Sunday, November 7, 2010

Love on the Killing Floor


Love on the Killing Floor is a rat's eye view of Toronto in the early nineties.  In our story the city has just been dragged into the cosmopolitan tempo it would beat its chest to a decade later, kicking and screaming.   The novel opens in the shadow of Paul Bernardo's Scarborough horrorfest and the race riots of '92.   Our protagonist is a bottom rung photographer for a small studio; a divorcee moving from party to party and woman to woman, a smug nihilist smack in his element.  With his narrator's voice he turns his observations towards the ethnicities he see's as flooding his Toronto, and rehashes arguments and gripes against the inevitable you're likely to have heard yourself from malcontents of every stripe.  The racial disharmony is easily the most prominent theme in the book, but one of the more interesting off-shoots of our narrator's wailing is his opposition to the Homer Simpsonization of white masculinity.

He sees media reflecting a flabby, bumbling, inelegant coward in his image while the "plight" of the "Other" is romanticized.  It's bitterness, but it's bitterness that makes those enlightened souls we swallow a little harder.  Trevor Clark very cleverly paints his narrator into a corner, quickly running out of faces and people he can stomach, and allows for his escape by way of Yolanda.  Yolanda is a black go-getter who thanks to our narrator's formidable boldness is seduced and enters into a relationship that finally lets him take his foot off the passive aggressive pedal.  She nips the sharper points of his swelling bigotry and acts as the part-catalyst for his getting his life together; getting a proper job and systematically dropping all of his old suspect acquaintances.

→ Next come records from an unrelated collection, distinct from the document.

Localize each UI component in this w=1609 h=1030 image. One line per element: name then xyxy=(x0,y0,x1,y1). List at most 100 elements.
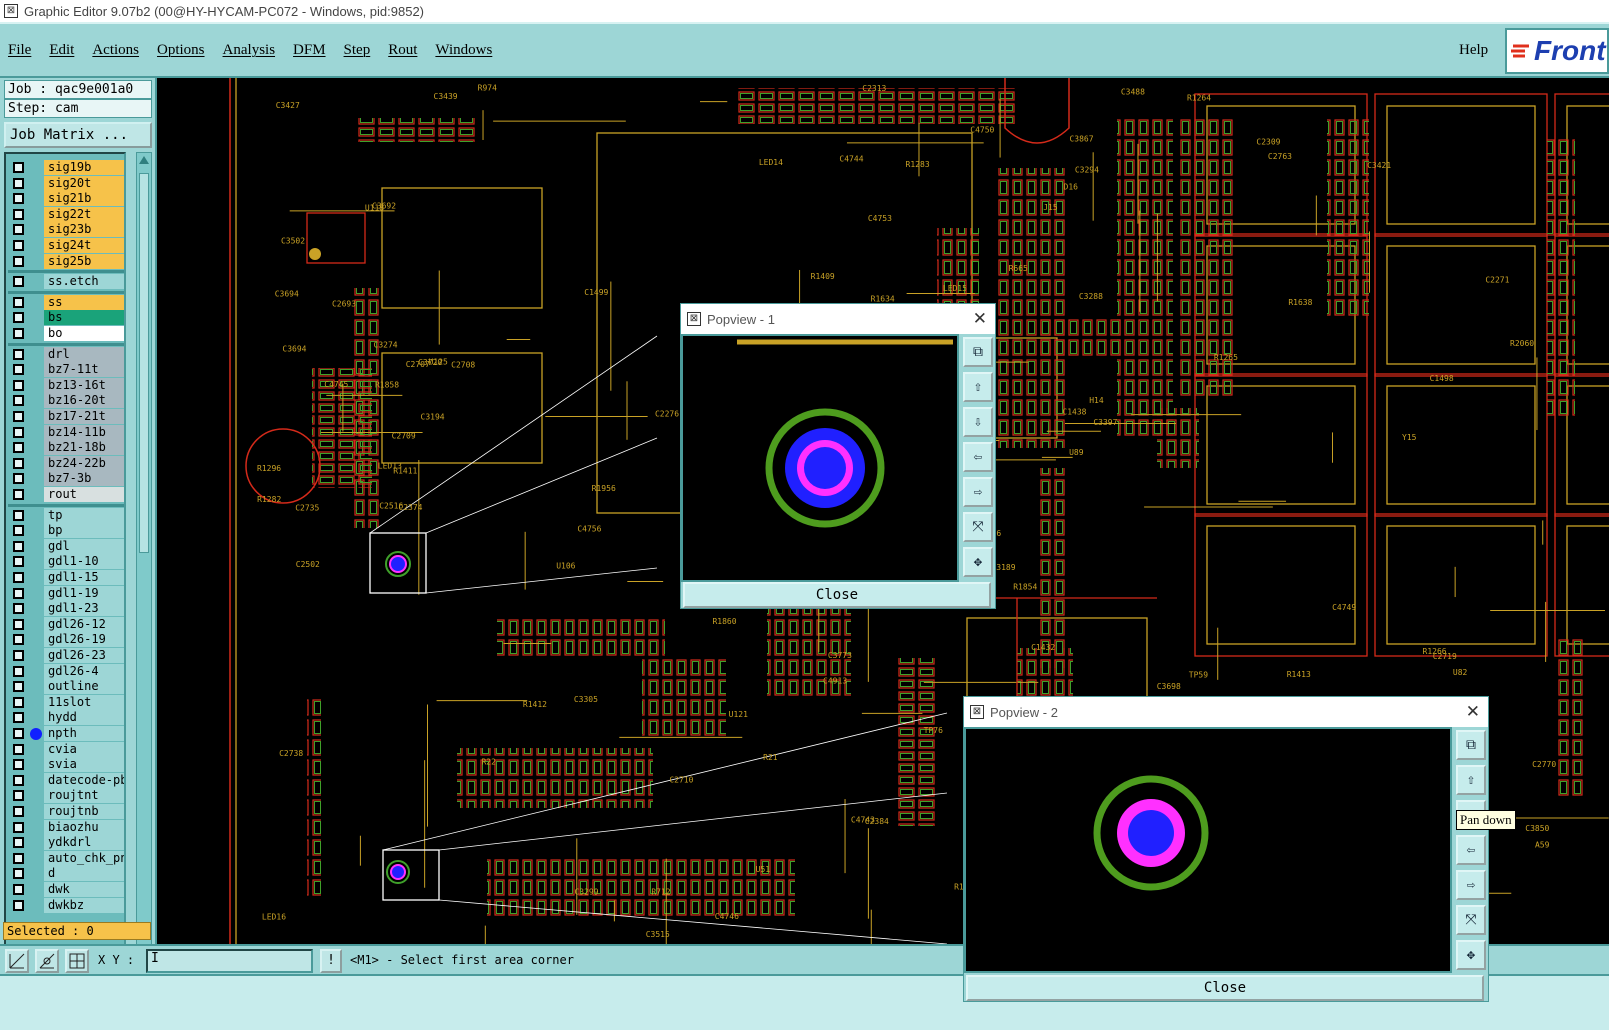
layer-row[interactable]: hydd xyxy=(8,710,124,726)
layer-checkbox[interactable] xyxy=(13,276,24,288)
layer-row[interactable]: sig25b xyxy=(8,253,124,269)
layer-row[interactable]: sig24t xyxy=(8,238,124,253)
layer-row[interactable]: dwkbz xyxy=(8,897,124,913)
layer-checkbox[interactable] xyxy=(13,395,24,407)
layer-checkbox[interactable] xyxy=(13,899,24,911)
layer-checkbox[interactable] xyxy=(13,852,24,864)
layer-name[interactable]: gdl26-12 xyxy=(44,616,124,632)
popview-2-canvas[interactable] xyxy=(964,727,1452,973)
layer-row[interactable]: bz16-20t xyxy=(8,393,124,409)
layer-name[interactable]: hydd xyxy=(44,710,124,726)
layer-checkbox[interactable] xyxy=(13,618,24,630)
layer-checkbox[interactable] xyxy=(13,240,24,251)
layer-name[interactable]: auto_chk_pn xyxy=(44,850,124,866)
pan-right-icon[interactable]: ⇨ xyxy=(1456,870,1486,900)
layer-checkbox[interactable] xyxy=(13,634,24,646)
popview-1-canvas[interactable] xyxy=(681,334,959,582)
layer-checkbox[interactable] xyxy=(13,255,24,267)
grid-tool-button[interactable] xyxy=(65,949,89,973)
menu-analysis[interactable]: Analysis xyxy=(223,42,276,59)
layer-checkbox[interactable] xyxy=(13,868,24,880)
layer-row[interactable]: sig22t xyxy=(8,206,124,222)
layer-name[interactable]: bz7-11t xyxy=(44,362,124,378)
layer-name[interactable]: gdl26-4 xyxy=(44,663,124,679)
zoom-out-icon[interactable]: ✥ xyxy=(1456,940,1486,970)
layer-row[interactable]: bz24-22b xyxy=(8,455,124,471)
layer-checkbox[interactable] xyxy=(13,509,24,521)
close-icon[interactable]: ✕ xyxy=(1466,702,1480,722)
measure-tool-button[interactable] xyxy=(5,949,29,973)
xy-input[interactable]: I xyxy=(146,949,313,973)
layer-name[interactable]: d xyxy=(44,866,124,882)
layer-checkbox[interactable] xyxy=(13,426,24,438)
menu-windows[interactable]: Windows xyxy=(435,42,492,59)
layer-name[interactable]: sig21b xyxy=(44,191,124,207)
layer-checkbox[interactable] xyxy=(13,348,24,360)
layer-row[interactable]: dwk xyxy=(8,882,124,897)
layer-checkbox[interactable] xyxy=(13,665,24,677)
layer-name[interactable]: biaozhu xyxy=(44,819,124,835)
zoom-in-icon[interactable]: ⤧ xyxy=(963,512,993,542)
menu-actions[interactable]: Actions xyxy=(92,42,139,59)
layer-row[interactable]: rout xyxy=(8,487,124,502)
layer-checkbox[interactable] xyxy=(13,411,24,422)
pan-up-icon[interactable]: ⇧ xyxy=(1456,765,1486,795)
layer-row[interactable]: drl xyxy=(8,346,124,362)
layer-name[interactable]: npth xyxy=(44,726,124,741)
layer-row[interactable]: gdl26-4 xyxy=(8,663,124,679)
layer-name[interactable]: bs xyxy=(44,310,124,326)
layer-name[interactable]: gdl1-10 xyxy=(44,554,124,570)
layer-checkbox[interactable] xyxy=(13,712,24,724)
layer-row[interactable]: ydkdrl xyxy=(8,835,124,851)
close-icon[interactable]: ✕ xyxy=(973,309,987,329)
pan-left-icon[interactable]: ⇦ xyxy=(1456,835,1486,865)
layer-name[interactable]: bz24-22b xyxy=(44,455,124,471)
layer-scrollbar[interactable] xyxy=(136,152,152,1014)
layer-checkbox[interactable] xyxy=(13,603,24,615)
layer-row[interactable]: 11slot xyxy=(8,694,124,710)
layer-name[interactable]: bz13-16t xyxy=(44,377,124,393)
layer-checkbox[interactable] xyxy=(13,650,24,661)
layer-row[interactable]: gdl xyxy=(8,538,124,554)
layer-name[interactable]: cvia xyxy=(44,741,124,757)
layer-checkbox[interactable] xyxy=(13,774,24,786)
layer-name[interactable]: dwkbz xyxy=(44,897,124,913)
popview-2-close-button[interactable]: Close xyxy=(966,975,1484,1001)
layer-checkbox[interactable] xyxy=(13,224,24,236)
layer-checkbox[interactable] xyxy=(13,457,24,469)
menu-rout[interactable]: Rout xyxy=(388,42,417,59)
layer-name[interactable]: gdl1-15 xyxy=(44,570,124,585)
popview-2-titlebar[interactable]: ⊠ Popview - 2 ✕ xyxy=(964,697,1488,727)
layer-checkbox[interactable] xyxy=(13,837,24,849)
layer-checkbox[interactable] xyxy=(13,525,24,537)
layer-row[interactable]: bz7-3b xyxy=(8,471,124,487)
layer-checkbox[interactable] xyxy=(13,790,24,802)
layer-name[interactable]: bz17-21t xyxy=(44,409,124,424)
layer-row[interactable]: bz13-16t xyxy=(8,377,124,393)
snap-tool-button[interactable] xyxy=(35,949,59,973)
layer-row[interactable]: bo xyxy=(8,326,124,341)
layer-name[interactable]: gdl26-19 xyxy=(44,632,124,648)
layer-name[interactable]: roujtnb xyxy=(44,804,124,819)
layer-checkbox[interactable] xyxy=(13,884,24,895)
layer-checkbox[interactable] xyxy=(13,473,24,485)
layer-checkbox[interactable] xyxy=(13,743,24,755)
layer-row[interactable]: svia xyxy=(8,757,124,773)
layer-row[interactable]: sig20t xyxy=(8,175,124,191)
layer-row[interactable]: bz14-11b xyxy=(8,424,124,440)
layer-name[interactable]: gdl xyxy=(44,538,124,554)
layer-checkbox[interactable] xyxy=(13,681,24,693)
layer-checkbox[interactable] xyxy=(13,442,24,454)
scroll-up-icon[interactable] xyxy=(139,156,149,164)
layer-row[interactable]: gdl1-19 xyxy=(8,585,124,601)
layer-name[interactable]: sig22t xyxy=(44,206,124,222)
layer-name[interactable]: tp xyxy=(44,507,124,523)
layer-row[interactable]: gdl26-12 xyxy=(8,616,124,632)
layer-checkbox[interactable] xyxy=(13,296,24,308)
layer-row[interactable]: gdl1-15 xyxy=(8,570,124,585)
layer-row[interactable]: datecode-pbe xyxy=(8,772,124,788)
layer-checkbox[interactable] xyxy=(13,489,24,500)
layer-checkbox[interactable] xyxy=(13,208,24,220)
pan-up-icon[interactable]: ⇧ xyxy=(963,372,993,402)
layer-name[interactable]: gdl1-19 xyxy=(44,585,124,601)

Love on the Killing Floor holds within its expertly bound pages about as many sex scenes as you could shake a prosthetic leg at, none of them exactly laden with allegory but entertaining enough and a very compelling blend of machismo and sensitivity.

The book is bound to make you a bit uncomfortable, it pushes a few buttons that don't usually get pushed anymore and any Toronto Readers will love hearing short stories about people who could live on low wages and still afford beer in bars and studio apartments.  You missed one hell of a recession son.